Ma produrre di più non è sufficiente: “Germania e Francia hanno un Pil in crescita perchè più gente lavora: i lavoratori in età attiva (tra i 15 e i 64 anni) in Germania sono 72 ogni 100, in Francia 63 ogni 100, mentre in Italia sono 57 su 100. Il tasso di occupazione italiano è più basso perchè meno persone cercano lavoro: giovani agiati cercano di rimanere a carico della famiglia di origine il più possibile e molte donne, a causa della carenza di infrastrutture e servizi, soprattutto al Sud, decidono di dedicarsi soltanto alla cura della famiglia”.

Non dimentichiamo poi che l’Italia non investe in ricerca e sviluppo quanto gli altri paesi europei (10 miliardi di euro tra pubblico e privato nel 2010, contro i 27 della Francia e i 47 della Germania) e questo incide negativamente sulla nostra capacità di fare innovazione. “A ciò si aggiunge, come dimostrano le statistiche, la scarsa capacità di apprendimento delle materie scientifiche, ovvero quelle trainanti per lo sviluppo di un Paese, da parte dei giovani italiani”. Insomma all’Italia mancano “hardware (soldi) e software (tecnici preparati e talentuosi)”, chiosa Abete.

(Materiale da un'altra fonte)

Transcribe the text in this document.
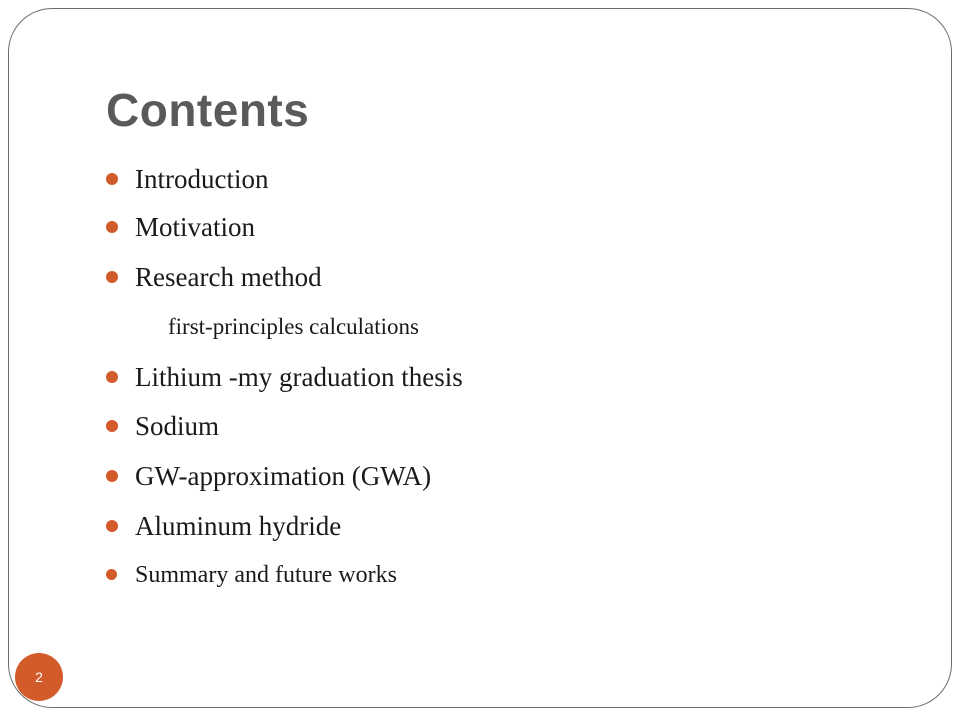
Contents
Introduction
Motivation
Research method
Lithium -my graduation thesis
Sodium
GW-approximation (GWA)
Aluminum hydride
Summary and future works
first-principles calculations
2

Nonostante il quadro sia problematico, Abete intravede comunque spiragli di luce per il futuro. La sfida della società moderna è quella di una distribuzione più equa della ricchezza: “occorre creare equilibrio tra i fattori di sviluppo e la solidarietà. I paesi crescono perchè producono ed esportano all’estero, perchè fanno investimenti pubblici e privati capaci di rimettere in moto l’economia e perchè la domanda interna è frizzante. Dobbiamo sentirci meno ricchi, meno sazi, meno arrivati: questa è la prima grande riforma culturale di cui necessita l’Italia”.

Se riusciremo a giocare questa partita allora, secondo il presidente della Bnl, “l’imprenditoria giovanile diventa una straordinaria opportunità. Una palestra per i ragazzi che, invece di aspettare una raccomandazione, un colpo di fortuna o il posto perfetto, creano qualcosa di innovativo. Con la Rete ci sono mille nuovi mestieri da inventare”. Ma attenzione, avverte Abete, “il lavoro per una vita non esiste più”, quella di imprenditore non è una condizione “ineluttabile”, se le cose vanno male, “si chiude e si pensa a qualcosa d’altro, compreso il lavoro dipendente. Non è una sconfitta”.

L’imprenditoria rappresenta un modo per affacciarsi al mondo del lavoro “da protagonisti – continua Abete – ma non è una strada percorribile da tutti. Gli imprenditori non sono dei superman. Non possiamo vivere solo di protagonismi, il nostro Paese ha bisogno di grandi reti e maggiore autoregolazione, per costruire una società più giusta che è la base per tornare a crescere”.